In the article I coauthored with Ron Zimmern, chairman of the UK PHG Foundation and pioneer in the young field of public health genomics, we highlight six issues that currently contribute to the large divide between genomic sciences and traditional public health practice.

  1. Genes or environments? There is a need to integrate new biological knowledge into public health programs that address social and environmental issues rather than perpetuate a false dichotomy between social and biological models of health and disease.
  2. Genetic exceptionalism:  There is a need to move beyond the notion that genetic information requires more regulation and scrutiny than other medical or health information.
  3. Public access to genomic information: Public health will have a bigger role as an “honest broker” delivering credible and actionable information as millions of people will be searching for information, including genomic information, to improve their health.
  4. Personal autonomy: Genomic information will increase the need by public health practitioners to consider personal autonomy as they provide information to improve health.
  5. Individuals vs. populations: Public health practice will need to be refined to include the provision of unbiased information that supports individual choice and decision making, as compared to current practice which tends to target health improvement at the population level through policy changes and guiding individual choice with incentives and disincentives.
  6. One size does not fit all: Increasingly, our public health interventions will be stratified to subsets of the population based on genomic information, as genomics helps to illustrate ways that individual differences in response to social and environmental factors contribute to variation at the population level.
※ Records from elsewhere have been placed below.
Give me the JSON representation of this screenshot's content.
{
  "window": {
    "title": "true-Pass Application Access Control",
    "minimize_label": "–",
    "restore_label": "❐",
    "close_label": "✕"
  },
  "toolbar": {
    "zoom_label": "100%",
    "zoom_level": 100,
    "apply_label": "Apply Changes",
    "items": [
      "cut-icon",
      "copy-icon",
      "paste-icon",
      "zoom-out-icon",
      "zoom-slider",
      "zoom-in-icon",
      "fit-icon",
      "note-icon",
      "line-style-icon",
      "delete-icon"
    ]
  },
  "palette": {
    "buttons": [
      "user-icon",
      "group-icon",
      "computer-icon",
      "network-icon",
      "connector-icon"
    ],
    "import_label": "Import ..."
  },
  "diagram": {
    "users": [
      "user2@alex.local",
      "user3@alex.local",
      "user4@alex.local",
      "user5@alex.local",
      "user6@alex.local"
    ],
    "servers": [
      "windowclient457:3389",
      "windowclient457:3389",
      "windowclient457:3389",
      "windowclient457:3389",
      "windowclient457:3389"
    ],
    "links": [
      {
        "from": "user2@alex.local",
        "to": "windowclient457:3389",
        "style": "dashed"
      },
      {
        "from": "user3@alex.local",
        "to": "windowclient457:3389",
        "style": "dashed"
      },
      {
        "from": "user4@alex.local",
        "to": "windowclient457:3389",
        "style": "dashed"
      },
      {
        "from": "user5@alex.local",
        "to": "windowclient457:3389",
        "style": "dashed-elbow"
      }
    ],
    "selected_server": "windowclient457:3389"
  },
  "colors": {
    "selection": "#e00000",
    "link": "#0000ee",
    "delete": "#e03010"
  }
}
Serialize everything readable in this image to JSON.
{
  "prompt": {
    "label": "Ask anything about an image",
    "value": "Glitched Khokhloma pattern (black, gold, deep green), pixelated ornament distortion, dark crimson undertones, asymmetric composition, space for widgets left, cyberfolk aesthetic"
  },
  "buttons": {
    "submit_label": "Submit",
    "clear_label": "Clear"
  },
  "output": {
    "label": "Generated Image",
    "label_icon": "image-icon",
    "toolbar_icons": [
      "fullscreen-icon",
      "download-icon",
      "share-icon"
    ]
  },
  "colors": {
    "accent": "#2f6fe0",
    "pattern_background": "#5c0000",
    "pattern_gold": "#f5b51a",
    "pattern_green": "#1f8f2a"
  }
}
New insights from genomic science will have practical implications for the organization of health services, the deployment of bioinformatics and new information systems, the need for evidence-based processes and the role of the private sector in different countries. The 4th national conference papers exemplify the controversies we face, the promising opportunities to consider, the potential for intervention innovations, and the public health research questions that need to be answered to move the field forward. 

This special issue of public health genomics is published coincidentally with an Institute of Medicine report: “For the public’s health: investing in a healthier future”. The report makes a series of recommendations to strengthen the role of public health practice in helping communities assess and take action on the multiple factors that shape their health; to support clinical care delivery system in improving population health; and to inform policies that affect the fundamentals of health in the United States.  As we travel into the 21st century, the issue is not if but when emerging genomic information will be applied to pressing public health problems.  This is indeed an exciting time for the young field of public health genomics.